Resonant-state-expansion Born approximation with a correct eigenmode normalisation

Abstract: The Born approximation (Born 1926 Z.Phys.38.802) is a fundamental result in physics, it allows the calculation of weak scattering via the Fourier transform of the scattering potential. As was done by previous authors (Ge et al 2014 New J. Phys. 16 113048) the Born approximation is extended by including in the formula the resonant-states (RSs) of the scatterer. However in this study unlike previous studies the included eigen-modes are correctly normalised with dramatic positive consequences for the accuracy of the method. The normalisation of the RSs used in the previous RSE Born approximation or resonant-state-expansion Born approximation made in Ge et al (2014 New J. Phys. 16 113048) has been shown to be numerically unstable in Muljarov et al (2014 arXiv:1409.6877) and by analytics here.

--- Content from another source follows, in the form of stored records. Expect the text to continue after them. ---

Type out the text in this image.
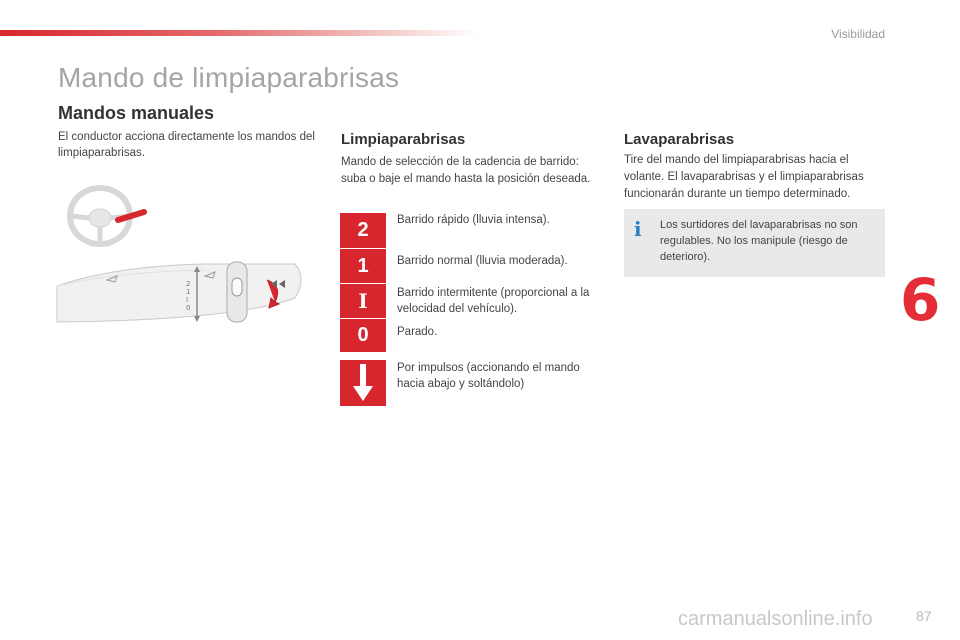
Visibilidad
Mando de limpiaparabrisas
Mandos manuales

El conductor acciona directamente los mandos del limpiaparabrisas.

2 1 I 0
Limpiaparabrisas

Mando de selección de la cadencia de barrido: suba o baje el mando hasta la posición deseada.

2	Barrido rápido (lluvia intensa).

1	Barrido normal (lluvia moderada).

I	Barrido intermitente (proporcional a la velocidad del vehículo).

0	Parado.

Por impulsos (accionando el mando hacia abajo y soltándolo)

Lavaparabrisas

Tire del mando del limpiaparabrisas hacia el volante. El lavaparabrisas y el limpiaparabrisas funcionarán durante un tiempo determinado.

i Los surtidores del lavaparabrisas no son regulables. No los manipule (riesgo de deterioro).

6
carmanualsonline.info	87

The RSs of the system can be calculated using my recently discovered RSE perturbation theory for dispersive electrodynamic scatterers (Muljarov et al 2010 Europhys. Lett. 92 50010; Doost et al 2012 Phys, Rev. A 89; Doost et al 2014 Phys. Rev. A 90 013834) and normalised correctly to appear in the spectral Green's functions and hence the RSE Born approximation via the flux-volume normalisation which I recently rigorously derived in Armitage et al (2014 Phys. Rev. A 89), Doost et al (2014 Phys. Rev. A 90 013834)(2016 Phys. Rev. A 93 023835). In the case of effectively one-dimensional systems I find an RSE Born approximation alternative to the scattering matrix method.